Noted British exponent of automatic writing. She was an artist who exhibited miniature paintings in the Royal Academy, London. Her psychic talent became manifest after the loss of her fiancé Gordon E. Burdick, whom she had known for many years. In June 1956, he was serving in the Canadian Navy, stationed at Vancouver, and intended to come to London to marry Rosher. A week before sailing, he died.

Fifteen months later, Grace Rosher had written a letter concerning an aunt and was wondering if she had time to write another letter before tea-time when she had a strong urge to keep her hand on the writing pad. The pen began to move without her conscious volition, and she discovered to her astonishment that it had written a letter in the handwriting of her dead fiancé. In the course of time, many other such automatic letters followed, stating that this phenomenon would be the means of bringing other people to realize that life continues after death.

Rosher was not a Spiritualist, and sought guidance from the Rev. G. Maurice Elliot, then secretary of the Churches' Fellowship of Psychic and Spiritual Studies.
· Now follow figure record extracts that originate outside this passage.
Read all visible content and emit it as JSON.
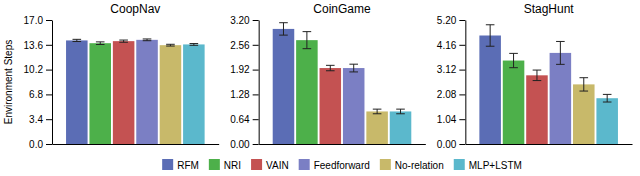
{
  "chart_data": [
    {
      "type": "bar",
      "title": "CoopNav",
      "ylabel": "Environment Steps",
      "categories": [
        "RFM",
        "NRI",
        "VAIN",
        "Feedforward",
        "No-relation",
        "MLP+LSTM"
      ],
      "values": [
        14.2,
        13.82,
        14.1,
        14.28,
        13.55,
        13.65
      ],
      "errors": [
        0.15,
        0.18,
        0.15,
        0.12,
        0.12,
        0.12
      ],
      "colors": [
        "#5b6db5",
        "#4db04a",
        "#c45252",
        "#7b7fc4",
        "#c8b96a",
        "#5bb8cc"
      ],
      "ylim": [
        0.0,
        17.0
      ],
      "yticks": [
        {
          "value": 0,
          "label": "0.0"
        },
        3.4,
        6.8,
        10.2,
        13.6,
        {
          "value": 17,
          "label": "17.0"
        }
      ],
      "tick_labels": "y",
      "legend": "bottom"
    },
    {
      "type": "bar",
      "title": "CoinGame",
      "categories": [
        "RFM",
        "NRI",
        "VAIN",
        "Feedforward",
        "No-relation",
        "MLP+LSTM"
      ],
      "values": [
        2.97,
        2.68,
        1.96,
        1.96,
        0.84,
        0.84
      ],
      "errors": [
        0.16,
        0.22,
        0.07,
        0.1,
        0.06,
        0.06
      ],
      "colors": [
        "#5b6db5",
        "#4db04a",
        "#c45252",
        "#7b7fc4",
        "#c8b96a",
        "#5bb8cc"
      ],
      "ylim": [
        0.0,
        3.2
      ],
      "yticks": [
        {
          "value": 0,
          "label": "0.00"
        },
        0.64,
        1.28,
        1.92,
        2.56,
        {
          "value": 3.2,
          "label": "3.20"
        }
      ],
      "tick_labels": "y"
    },
    {
      "type": "bar",
      "title": "StagHunt",
      "categories": [
        "RFM",
        "NRI",
        "VAIN",
        "Feedforward",
        "No-relation",
        "MLP+LSTM"
      ],
      "values": [
        4.55,
        3.5,
        2.88,
        3.82,
        2.5,
        1.92
      ],
      "errors": [
        0.45,
        0.3,
        0.22,
        0.48,
        0.28,
        0.16
      ],
      "colors": [
        "#5b6db5",
        "#4db04a",
        "#c45252",
        "#7b7fc4",
        "#c8b96a",
        "#5bb8cc"
      ],
      "ylim": [
        0.0,
        5.2
      ],
      "yticks": [
        {
          "value": 0,
          "label": "0.00"
        },
        1.04,
        2.08,
        3.12,
        4.16,
        {
          "value": 5.2,
          "label": "5.20"
        }
      ],
      "tick_labels": "y"
    }
  ]
}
Elliot enlisted the aid of handwriting expert F. T. Hilliger who studied the automatic scripts and compared them to the handwriting of Burdick when alive. Although initially skeptical, Hilliger reported that the automatic scripts bore a close resemblance to the genuine writing of Burdick in a large number of different ways, and were so consistent that "the writing reproduced by Grace Rosher was, if it were humanly possible, genuinely inspired by the personality of Gordon E. Burdick."

Rosher subsequently produced many other scripts, including messages from her mother, father, and three sisters, and a relative who had died in 1752. On one occasion, she produced a communication claimed to be from the famous scientist Sir William Crookes, in handwriting remarkably similar to that of Crookes in his lifetime.

A special characteristic of these automatic scripts was the way in which they were written with a pen lying loosely across the joint of Rosher's index finger, the nib resting on a writing pad. Although she did not hold the pen, it wrote swiftly and intelligently. Skeptical stage magicians have pointed out that it is possible to guide a pen under these circumstances, but it is not clear whether they are suggesting a conscious or even subconscious deception on her part. The circumstances of the production of Rosher's automatic scripts are in no way comparable with the deliberate mystification of a professional magician. Grace Rosher died in July 1980.

Sources:

Rosher, Grace. Beyond the Horizon. London, 1961.